Previously, we analyzed the Brazilian Wildfire dataset. We looked at dataset’s characteristics such as the mean number of wildfires in each state, the standard deviation in the number of wildfires in each state and the distribution in number of wildfires across all of the states. We also looked at the number of wildfires vs the year for each state in a given month.
In this post we will build a Machine Learning model that we will use to predict the number of wildfires in a state for any given year.
The workflow for building our machine learning model will be as follows:
- Data Preparation and Cleaning
- Feature Selection & Engineering
- Model Selection
- Model Tuning & Testing
Luckily the Brazilian dataset is structured, cleaned and labelled so the first step is basically completed for us (In many cases you will have to deal with unstructured and unlabelled data, which reinforces the adage "Data scientists spend 80% of their time finding, cleaning and structuring data").
Now let’s build this model!
The first thing we need to do is import the necessary Python packages:
import numpy as np
import pandas as pd
from sklearn.metrics import mean_absolute_error
from sklearn.ensemble import RandomForestRegressor
Next we can write a function that allows us to initialize our data. There is some freedom in how you choose to preprocess your data. For this example we will keep it simple and say that we initialize the data according to a specific state of interest. We also engineer a month category feature which we will include in our model:
def initialize_data(state):
df = pd.read_csv("amazon.csv", encoding = "ISO-8859-1")
df['month_cat'] = df['month'].astype('category')
df['month_cat'] = df['month_cat'].cat.codes
df = df[df['state'] == state]
return df
Next we define a function that allows us to split our data for training and testing:
def train_test_split(year, df):
df_train = df[df['year'] < year]
df_test = df[df['year'] == year]
X_train = np.array(df_train[['year', 'month_cat']])
y_train = np.array(df_train['number'])
X_test = np.array(df_test[['year', 'month_cat']])
y_test = np.array(df_test['number'])
return X_train, X_test, y_train, y_test
The function ‘train_test_split’ uses ‘year’ to split the data for model training and testing. For example, if ‘year’ = 2015, the training set is defined as all of the wildfire data beforethe year 2015 and testing set is defined as all of the wildfire data during the year 2015. Next we define the feature and target variables, where the features are the year number and month category, and the output is the number of wildfires.

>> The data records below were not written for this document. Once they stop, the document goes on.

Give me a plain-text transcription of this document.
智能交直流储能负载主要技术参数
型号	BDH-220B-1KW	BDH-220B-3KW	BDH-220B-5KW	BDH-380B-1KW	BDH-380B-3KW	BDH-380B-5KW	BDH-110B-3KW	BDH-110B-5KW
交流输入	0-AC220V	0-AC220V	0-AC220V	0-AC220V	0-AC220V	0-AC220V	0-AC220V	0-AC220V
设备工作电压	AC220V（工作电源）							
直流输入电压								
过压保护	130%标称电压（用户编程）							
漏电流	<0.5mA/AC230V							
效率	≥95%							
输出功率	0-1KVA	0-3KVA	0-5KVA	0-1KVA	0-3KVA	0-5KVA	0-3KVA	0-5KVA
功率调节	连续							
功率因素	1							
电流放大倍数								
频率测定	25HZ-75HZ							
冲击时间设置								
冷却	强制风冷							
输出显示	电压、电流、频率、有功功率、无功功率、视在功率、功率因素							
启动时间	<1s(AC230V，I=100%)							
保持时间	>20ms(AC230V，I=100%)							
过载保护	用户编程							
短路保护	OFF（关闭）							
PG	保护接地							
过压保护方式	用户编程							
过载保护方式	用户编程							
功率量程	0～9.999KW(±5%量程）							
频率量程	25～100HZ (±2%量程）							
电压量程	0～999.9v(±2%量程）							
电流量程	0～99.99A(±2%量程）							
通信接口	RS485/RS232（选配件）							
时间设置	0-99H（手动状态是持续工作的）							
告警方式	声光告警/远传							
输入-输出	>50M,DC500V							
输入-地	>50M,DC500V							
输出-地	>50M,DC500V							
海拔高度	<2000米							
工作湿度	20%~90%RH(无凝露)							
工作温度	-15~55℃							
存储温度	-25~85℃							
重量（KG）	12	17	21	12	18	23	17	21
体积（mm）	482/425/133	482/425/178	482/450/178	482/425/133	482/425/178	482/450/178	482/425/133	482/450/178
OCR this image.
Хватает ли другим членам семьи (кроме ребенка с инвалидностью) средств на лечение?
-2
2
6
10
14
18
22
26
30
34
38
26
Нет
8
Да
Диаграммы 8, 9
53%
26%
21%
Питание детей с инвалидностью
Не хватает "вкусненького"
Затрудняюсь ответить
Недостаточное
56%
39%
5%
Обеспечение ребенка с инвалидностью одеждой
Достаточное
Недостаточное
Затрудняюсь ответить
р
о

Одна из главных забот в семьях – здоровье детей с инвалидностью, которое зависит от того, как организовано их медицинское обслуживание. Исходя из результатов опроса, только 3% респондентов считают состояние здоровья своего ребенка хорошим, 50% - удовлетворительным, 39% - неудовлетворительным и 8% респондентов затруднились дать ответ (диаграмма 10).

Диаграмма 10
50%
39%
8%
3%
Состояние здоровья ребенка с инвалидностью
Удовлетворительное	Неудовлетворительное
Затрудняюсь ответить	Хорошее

We now define a function which specifies the model parameters for the Random Forest algorithm. This function can be used to optimize the model parameters during testing such that the error is minimized. We do this by changing the N_ESTIMATORS and MAX_DEPTH values until we minimize the error metric. This process is called hyperparameter tuning:
def model_tuning(N_ESTIMATORS, MAX_DEPTH):
model = RandomForestRegressor(n_estimators = N_ESTIMATORS, max_depth = MAX_DEPTH, random_state = 42)
return model
The next thing we do is define a function that fits the model to the training data and predicts number of Wildfires:
def predict_fire(model, X_train, X_test, y_train, y_test):
model.fit(X_train, y_train)
y_pred = model.predict(X_test).astype(int)
mae = mean_absolute_error(y_pred, y_test)
print("Mean Absolute Error: ", mae)
df_results = pd.DataFrame({'Predicted': y_pred, 'Actual': y_test})
print(df_results.head())
Finally, we define a ‘main’ function to test the model with different input values. Below we make two calls to our ‘initialize_data’, ‘model_tuning’, and ‘predict_fire’ functions. We generate predictions for the states ‘Sergipe’ and ‘Distrito Federal’ in the year 2017 and calculate the mean absolute error (MAE) :
def main():
df = initialize_data('Sergipe')
X_train, X_test, y_train, y_test = train_test_split(2017, df)
model = model_tuning(50, 50)
predict_fire(model, X_train, X_test, y_train, y_test)
df = initialize_data('Distrito Federal')
X_train, X_test, y_train, y_test = train_test_split(2017, df)
model = model_tuning(50, 50)
predict_fire(model, X_train, X_test, y_train, y_test)
if __name__ == "__main__":
main()
The output is:

We can also analyze the performance of the model accross all states as follows:
def main():
df = pd.read_csv("amazon.csv", encoding = "ISO-8859-1")
for i in list(set(df['state'].values)):
df = initialize_data(i)
X_train, X_test, y_train, y_test = train_test_split(2017, df)
model = model_tuning(50, 50)
predict_fire(model, X_train, X_test, y_train, y_test)
print(i)
if __name__ == "__main__":
main()
This outputs the prediction values, actual values, the state names and the MAE values for the predictions for each state. The model can be improved through hyperparameter tuning, trying other tree based methods (XGBoost, lightgbm, catboost) and trying neural network time seriesmodels (LSTM, RNN, CNN, WaveNet CNN). I encourage you to play around with the model and see how low you can get the MAE with random forests. Afterwards try applying some of the other methods I suggested and see if you get any improvements in accuracy. All of the code for this is available on GitHub . Good Luck and Happy Machine Learning!